Elevation: 8,288 ft
This peak is not in the book. Published November 2019
Peak 8288 is the easternmost of three gentle hills in this area: Peak 8297 North, Peak 8297 South, and Peak 8288. Peak 8288 towers over the Broken Wagon Creek drainage to its south. The peak is easily approached from nearby US-93 just north of Willow Creek Summit. The easiest ascent route is via the southwest ridge from Broken Wagon Creek Road. USGS Antelope Flat
East Ridge, Class 2
From the signed junction of US-93 and Broken Wagon Creek Road (a few miles north of Willow Creek Summit), turn left/west onto Broken Wagon Creek Road. At an almost-immediate road junction, go straight to remain on Broken Wagon Creek Road. Drive 0.3 miles west up Broken Wagon Creek Road to a large, flat parking/camping area (6,610 feet). This area is at the base of the east ridge of Peak 8288.
From the parking area alongside Broken Wagon Creek Road, hike up the road for a short distance. Leave the road to bushwhack west-southwest up through sagebrush to reach the ridge rock of the east ridge near its low point. There is an obvious grassy ramp here which makes it easy to climb up onto the crest of the east ridge. Once on the ridge, follow it west as it climbs gradually then more steeply through open scrub.

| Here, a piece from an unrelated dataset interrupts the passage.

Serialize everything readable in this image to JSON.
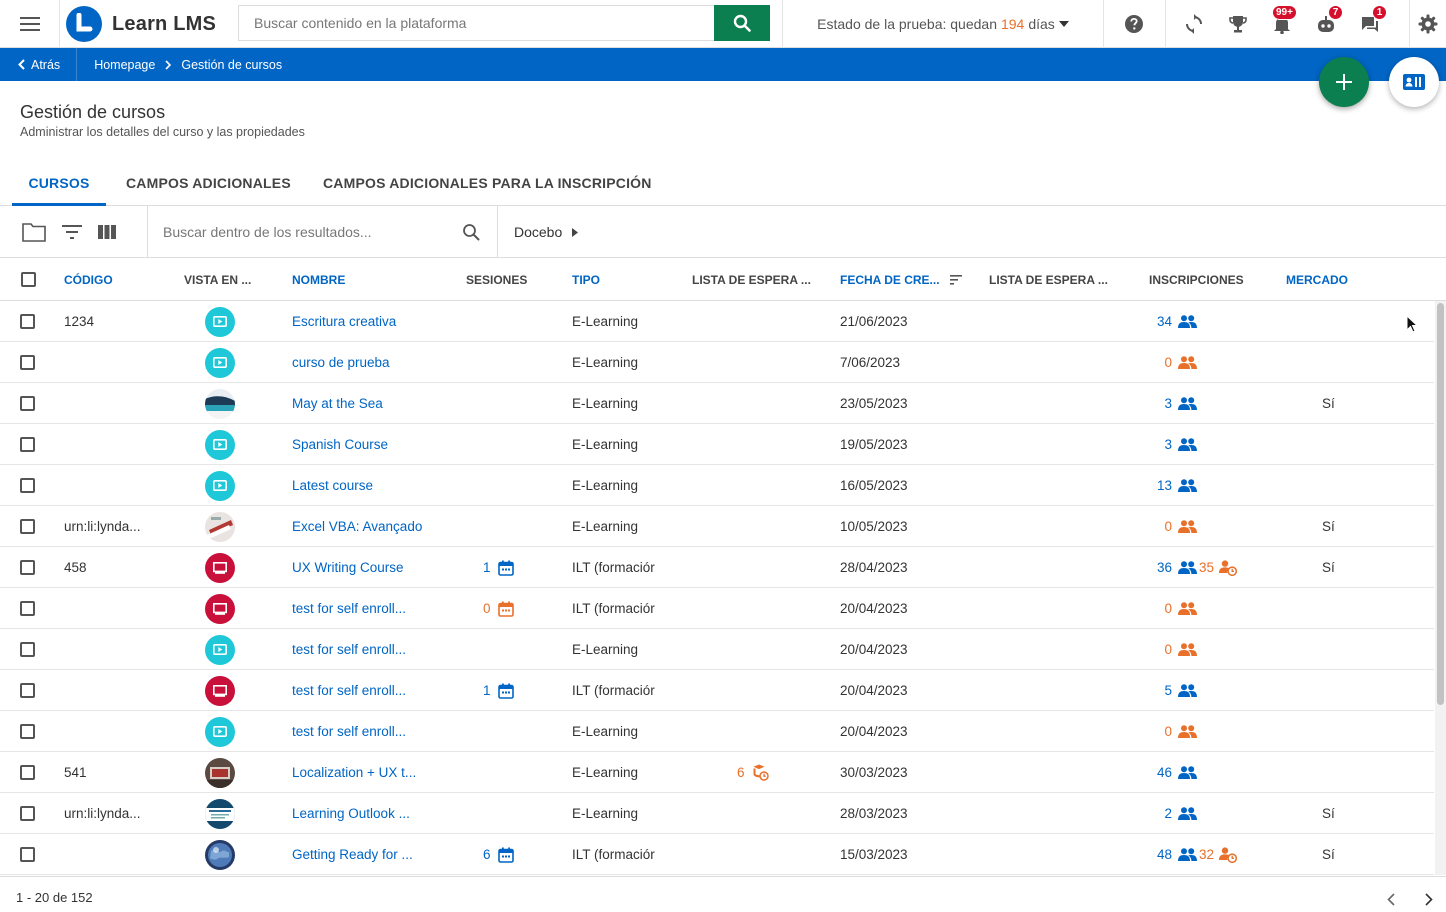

Pass a rocky buttress on its right/north side and scramble up easy short scrub and broken scree to reach the left/south edge of a prominent forest. The forest itself is open and equally easy. The rounded ridge narrows as you approach the summit area. The high point of Peak 8288 is the middle rocky point on a narrow section of ridge that borders a pine forest to the north. The summit has a small cairn on top.
Southwest Ridge, Class 2
Same as for the east ridge. This is part of a ridge traverse from Peak 8288 to Peak 8297 South to Peak 8297 North.
From the summit, follow the ridge crest west for about ½ mile. Leave the summit ridge area and descend a 2-track jeep road southwest down the gentle ridge crest to a large saddle. Continue heading southwest on the jeep road southwest over a hump and down to another saddle of equal height. This is the base of the southwest ridge.